Für Anleger ist die Frage relevant, wie sich diese Entwicklung auf die eigenen wirtschaftlichen und finanziellen Perspektiven auswirkt. Mehr Diversität unter den Regierungsstilen bedeutet generell mehr Wahlmöglichkeit. EU-skeptische Regierungen tendieren zuweilen zur Sicherung bürgerlicher Freiheiten (Bargeldbenutzung, Sicherheit des Eigentums, Rechtssicherheit), möglicherweise werden neue EU-Beschlüsse dann gar nicht in nationales Recht umgewandelt (Vermögensregister, Bargeldobergrenze). Insofern die EU für eine Aufweichung des Geldwerts (durch Inflation) steht, könnte man EU-skeptischen Regierungen eine solidere Finanzpolitik zu etablieren. Dies ist jedoch nicht automatisch der Fall. Weniger EU bedeutet auf jeden Fall mehr Privatsphäre, größere Entscheidungsräume und mehr Vermögenssicherheit.

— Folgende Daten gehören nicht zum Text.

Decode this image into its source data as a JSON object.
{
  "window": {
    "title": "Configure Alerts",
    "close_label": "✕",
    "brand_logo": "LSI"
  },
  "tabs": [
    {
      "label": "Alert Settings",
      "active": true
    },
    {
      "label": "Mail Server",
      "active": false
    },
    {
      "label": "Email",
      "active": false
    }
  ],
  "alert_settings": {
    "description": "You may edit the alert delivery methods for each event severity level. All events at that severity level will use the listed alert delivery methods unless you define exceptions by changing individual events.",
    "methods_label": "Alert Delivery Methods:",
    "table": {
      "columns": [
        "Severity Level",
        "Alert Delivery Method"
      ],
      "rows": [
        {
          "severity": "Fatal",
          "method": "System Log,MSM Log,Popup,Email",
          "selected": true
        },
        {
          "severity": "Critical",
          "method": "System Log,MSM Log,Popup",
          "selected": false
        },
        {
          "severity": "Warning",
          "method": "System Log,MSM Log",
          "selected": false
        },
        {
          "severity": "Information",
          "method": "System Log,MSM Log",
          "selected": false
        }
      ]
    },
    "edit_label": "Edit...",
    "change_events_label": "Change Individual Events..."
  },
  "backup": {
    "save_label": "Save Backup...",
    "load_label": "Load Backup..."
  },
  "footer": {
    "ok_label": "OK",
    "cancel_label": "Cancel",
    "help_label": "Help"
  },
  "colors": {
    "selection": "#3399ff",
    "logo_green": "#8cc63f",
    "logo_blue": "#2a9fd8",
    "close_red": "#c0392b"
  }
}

Der Rückbau der EU dürfte allerdings auch ein ernstzunehmendes Symptom für eine Entwicklung sein, gegen deren Folgen man sich mit Edelmetallen absichern sollte: Da die EU von innen heraus nicht reformiert werden kann, wird sie sich nur dann verändern, wenn ihr das Geld ausgeht. Dies passiert, sobald Deutschland als wichtigster Motor finanziell ausfällt. Deutschland fällt im Zuge seiner Deindustrialisierung aus, weil seine Einnahmen aus der Körperschafts- und Mehrwertsteuer zurückgehen werden. Auch in anderen Staaten schrumpft die Wirtschaftsleistung, nicht zuletzt in Österreich. Die EU wird über kurz oder lang auf einen drastischen Sparkurs einschwenken müssen, es gibt also weniger Geld für die Staaten, die etwas bekommen. Jene, die ihre EU-Mitgliedschaft vor allem als Geldquelle verstehen, werden sich dann fragen, wozu sie in der EU bleiben sollen. In diesem Fall würde eine Kern-EU übrigbleiben, die sich mehr oder weniger am jetzigen Zustand orientiert, aber auch leichter reformiert werden könnte. In ihrer Nachbarschaft würden sich Staaten befinden, die zwar nicht mehr Mitglieder sind, sich aber kooperativ annähern können, wie dies schon jetzt bei Staaten wie der Schweiz oder Liechtenstein der Fall ist.